Cette fille de planteur issue d’un milieu modeste, entre sur la scène politique en 1974, à l'âge de 24 ans, en devenant membre du Parti Communiste Réunionnais. La même année, elle devient membre de l’Union des Femmes de La Réunion (UFR) et milite aux côtés de Laurence Vergès. Institutrice, directrice d’école, présidente de l’UFR dès 1978, conseillère générale, régionale, 1ère femme députée de l’ile de 1997 à 2020 et maire de Saint-Paul entre 2008 et 2014 et depuis 2020, c’est une femme engagée, l’humain reste au cœur de ses valeurs et de ses préoccupations.

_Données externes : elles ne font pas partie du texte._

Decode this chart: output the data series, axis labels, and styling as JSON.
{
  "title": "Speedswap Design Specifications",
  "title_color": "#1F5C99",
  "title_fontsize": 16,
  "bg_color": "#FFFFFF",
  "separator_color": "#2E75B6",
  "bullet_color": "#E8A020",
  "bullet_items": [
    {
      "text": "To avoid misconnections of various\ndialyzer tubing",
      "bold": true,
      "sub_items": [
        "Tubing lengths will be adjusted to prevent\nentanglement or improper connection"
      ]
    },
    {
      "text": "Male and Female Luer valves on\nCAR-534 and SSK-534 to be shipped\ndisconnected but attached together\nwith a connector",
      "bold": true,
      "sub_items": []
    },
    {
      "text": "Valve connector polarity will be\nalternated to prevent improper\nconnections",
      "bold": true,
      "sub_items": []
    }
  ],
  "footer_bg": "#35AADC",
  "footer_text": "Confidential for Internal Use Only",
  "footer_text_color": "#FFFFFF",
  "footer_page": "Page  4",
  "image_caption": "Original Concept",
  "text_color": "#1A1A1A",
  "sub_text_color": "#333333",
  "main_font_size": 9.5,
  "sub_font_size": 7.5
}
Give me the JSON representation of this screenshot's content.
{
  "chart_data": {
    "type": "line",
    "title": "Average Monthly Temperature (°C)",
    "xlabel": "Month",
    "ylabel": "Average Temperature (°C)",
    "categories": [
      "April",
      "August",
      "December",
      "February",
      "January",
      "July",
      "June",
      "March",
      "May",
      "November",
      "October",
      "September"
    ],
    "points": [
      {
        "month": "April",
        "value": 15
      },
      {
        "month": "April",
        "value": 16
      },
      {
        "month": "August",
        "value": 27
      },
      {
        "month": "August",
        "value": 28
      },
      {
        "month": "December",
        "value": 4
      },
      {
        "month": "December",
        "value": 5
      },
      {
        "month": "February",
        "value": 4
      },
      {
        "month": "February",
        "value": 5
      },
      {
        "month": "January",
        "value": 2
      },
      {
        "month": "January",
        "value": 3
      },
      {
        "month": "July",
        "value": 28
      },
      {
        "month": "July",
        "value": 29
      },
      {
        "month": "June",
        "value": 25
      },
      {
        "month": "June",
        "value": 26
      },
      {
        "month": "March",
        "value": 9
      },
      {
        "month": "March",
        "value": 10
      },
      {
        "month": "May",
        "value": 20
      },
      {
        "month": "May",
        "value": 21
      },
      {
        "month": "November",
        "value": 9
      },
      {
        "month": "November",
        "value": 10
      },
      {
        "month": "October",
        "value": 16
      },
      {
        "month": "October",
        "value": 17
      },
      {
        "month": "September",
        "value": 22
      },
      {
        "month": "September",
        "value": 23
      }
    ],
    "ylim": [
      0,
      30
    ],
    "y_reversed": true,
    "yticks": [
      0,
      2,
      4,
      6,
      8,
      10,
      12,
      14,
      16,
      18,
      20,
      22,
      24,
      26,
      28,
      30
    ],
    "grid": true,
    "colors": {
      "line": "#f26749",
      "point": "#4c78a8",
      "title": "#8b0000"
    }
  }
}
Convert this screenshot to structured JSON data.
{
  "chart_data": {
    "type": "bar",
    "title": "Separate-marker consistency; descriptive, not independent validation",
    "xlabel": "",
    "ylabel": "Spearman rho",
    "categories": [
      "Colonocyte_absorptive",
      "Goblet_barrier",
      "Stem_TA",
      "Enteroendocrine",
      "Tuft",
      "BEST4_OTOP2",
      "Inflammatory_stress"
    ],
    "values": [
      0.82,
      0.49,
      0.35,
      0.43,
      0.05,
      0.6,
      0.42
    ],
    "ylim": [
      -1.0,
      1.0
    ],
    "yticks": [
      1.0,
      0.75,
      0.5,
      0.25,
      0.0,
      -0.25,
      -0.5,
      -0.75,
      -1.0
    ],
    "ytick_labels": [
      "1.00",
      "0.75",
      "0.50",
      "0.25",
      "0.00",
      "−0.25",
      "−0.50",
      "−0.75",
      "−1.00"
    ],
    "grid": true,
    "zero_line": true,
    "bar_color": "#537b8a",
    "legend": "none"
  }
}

On lui connaît aussi des polémiques et des controverses. Certains lui reprochent notamment ses propos anti zoreil. En Septembre 2011, elle est accusée de racisme anti blanc après des propos tenus à l’égard d’un métropolitain installé à La Réunion. En effet, le 20 septembre 2011, après une attaque mortelle de requin sur la plage de Boucan-Canot, elle est prise à partie par un groupe de surfeurs. Elle avait répondu à l’un d’eux qui l’interpellait sur le fait qu’il n’avait jamais vu un tel problème à La Réunion depuis vingt ans : « C’est mon pays monsieur, je connais mon pays, ça fait soixante ans que j’y vis.»
En tout état de cause, dimanche soir, Huguette Bello a promis d’être « la présidente de tous les Réunionnaises et les Réunionnais. Ensemble nous ferons de notre île une terre de progrès, une terre d’excellence écologique, au service d’un peuple libre, émancipé ».